Dining and daily living: Food quality is a frequently negative topic. Multiple reviewers use harsh descriptors—rotten‑smelling chicken, hard macaroni and cheese, and ‘‘slop’’—to describe meals. This contrasts with a smaller number of positive or neutral comments, but the negative accounts are specific and repeated enough to indicate a recurring problem in dining services. Complaints about hygiene, lack of basic bathroom privacy, and missing or delayed supplies also affect perceptions of daily living standards.
Communication, documentation, and family relations: Communication problems recur in many summaries. Families mention delays in getting documents, disputed proxy access and billing, poor phone interactions, and defensive responses from staff when concerns are raised. One review alleges unlawful proxy access denial. These administrative issues compound clinical and safety worries because they hinder families’ ability to monitor care and advocate for residents. Some reviewers, however, praise particular social workers and staff for being helpful and communicative, reinforcing the overall pattern of inconsistent performance.

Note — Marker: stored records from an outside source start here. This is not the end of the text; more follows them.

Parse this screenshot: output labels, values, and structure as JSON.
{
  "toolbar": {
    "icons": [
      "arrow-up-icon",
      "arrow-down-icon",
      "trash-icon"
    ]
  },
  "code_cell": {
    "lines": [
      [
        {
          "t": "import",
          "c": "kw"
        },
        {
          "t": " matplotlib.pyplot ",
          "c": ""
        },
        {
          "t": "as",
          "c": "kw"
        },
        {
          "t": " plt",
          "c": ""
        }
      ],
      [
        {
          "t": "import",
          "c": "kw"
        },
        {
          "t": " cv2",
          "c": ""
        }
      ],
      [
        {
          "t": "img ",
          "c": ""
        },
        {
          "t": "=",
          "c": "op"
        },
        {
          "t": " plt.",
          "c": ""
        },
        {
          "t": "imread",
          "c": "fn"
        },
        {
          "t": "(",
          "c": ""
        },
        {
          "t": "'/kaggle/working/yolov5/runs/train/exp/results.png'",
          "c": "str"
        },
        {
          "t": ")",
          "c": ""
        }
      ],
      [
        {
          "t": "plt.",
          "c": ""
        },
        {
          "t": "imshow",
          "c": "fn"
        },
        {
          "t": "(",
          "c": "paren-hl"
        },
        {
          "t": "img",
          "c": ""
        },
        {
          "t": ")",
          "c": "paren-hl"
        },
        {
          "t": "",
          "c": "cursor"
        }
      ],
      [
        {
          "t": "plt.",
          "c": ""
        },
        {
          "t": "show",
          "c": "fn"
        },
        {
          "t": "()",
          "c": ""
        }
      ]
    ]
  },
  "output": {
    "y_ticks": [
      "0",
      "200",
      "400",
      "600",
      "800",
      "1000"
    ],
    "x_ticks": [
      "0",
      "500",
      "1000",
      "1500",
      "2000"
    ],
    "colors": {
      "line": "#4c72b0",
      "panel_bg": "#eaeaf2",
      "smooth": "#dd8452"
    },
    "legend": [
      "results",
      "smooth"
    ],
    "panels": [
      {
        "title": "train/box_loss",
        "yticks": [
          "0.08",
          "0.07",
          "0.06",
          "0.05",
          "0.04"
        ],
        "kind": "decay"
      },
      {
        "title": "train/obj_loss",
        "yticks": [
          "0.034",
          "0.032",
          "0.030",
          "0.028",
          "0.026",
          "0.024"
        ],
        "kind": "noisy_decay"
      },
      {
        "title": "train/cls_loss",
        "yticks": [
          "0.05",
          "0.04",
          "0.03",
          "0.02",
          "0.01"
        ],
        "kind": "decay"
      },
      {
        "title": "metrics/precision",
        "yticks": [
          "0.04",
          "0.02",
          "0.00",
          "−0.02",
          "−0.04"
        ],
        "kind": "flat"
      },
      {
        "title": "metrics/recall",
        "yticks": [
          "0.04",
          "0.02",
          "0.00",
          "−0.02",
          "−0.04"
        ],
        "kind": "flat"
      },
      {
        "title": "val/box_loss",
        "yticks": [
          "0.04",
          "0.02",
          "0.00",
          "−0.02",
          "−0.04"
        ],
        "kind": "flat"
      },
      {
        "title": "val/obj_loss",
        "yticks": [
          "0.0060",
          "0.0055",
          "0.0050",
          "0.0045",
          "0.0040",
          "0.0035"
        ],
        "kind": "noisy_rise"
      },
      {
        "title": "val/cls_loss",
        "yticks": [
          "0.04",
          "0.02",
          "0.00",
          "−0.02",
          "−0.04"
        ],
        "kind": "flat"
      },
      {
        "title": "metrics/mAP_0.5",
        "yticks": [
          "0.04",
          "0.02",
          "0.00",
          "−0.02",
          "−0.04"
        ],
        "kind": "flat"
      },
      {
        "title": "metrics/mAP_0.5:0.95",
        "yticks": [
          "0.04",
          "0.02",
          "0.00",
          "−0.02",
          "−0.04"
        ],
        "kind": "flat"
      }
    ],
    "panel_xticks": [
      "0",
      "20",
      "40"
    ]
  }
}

Patterns and contributing factors: The reviews suggest variability rather than a uniform quality of care. Positive and negative experiences seem to coexist within the same facility, which can reflect differences between shifts, staffing levels, departments (for example, therapy vs. nursing), or time periods. Recurrent mentions of short‑staffing, maintenance problems, and inconsistent administration response could explain why some residents experience attentive, recovery‑focused care while others report neglect or harm. The presence of both glowing employee reviews and serious patient/family complaints points toward an environment where committed staff do meaningful work but structural, managerial, or resourcing issues undermine consistent quality.
Recommendations and cautionary observations: Based on the reviews, prospective residents and families should proceed with caution and perform targeted due diligence. Important checks include: touring the specific unit and observing cleanliness and odors firsthand; asking about staffing ratios and recent inspection reports; inquiring about medication protocols, emergency response procedures, and infection control practices; asking to see menus and sample meal service; confirming visitors’ access, privacy options in rooms/bathrooms, and visitor‑bathroom condition; and speaking with current residents’ families about recent experiences. Families already using the facility should monitor medication administration and nutrition closely, document any concerns, request timely records, and escalate to state surveyors or ombudsmen if safety risks or neglect are suspected.
Bottom line: Mosholu Parkway Nursing & Rehab Center elicits strong praise for its rehabilitation teams, compassionate staff members, and moments of genuine community and recovery. However, consistent and repeated reports of clinical lapses, sanitation and odor issues, food problems, privacy deficits, unresponsive administration, and disturbing safety incidents create significant red flags. The facility appears capable of providing very good care in some cases and poor care in others; this inconsistency is the core theme across reviews and should be the focus of any evaluation or decision about placement.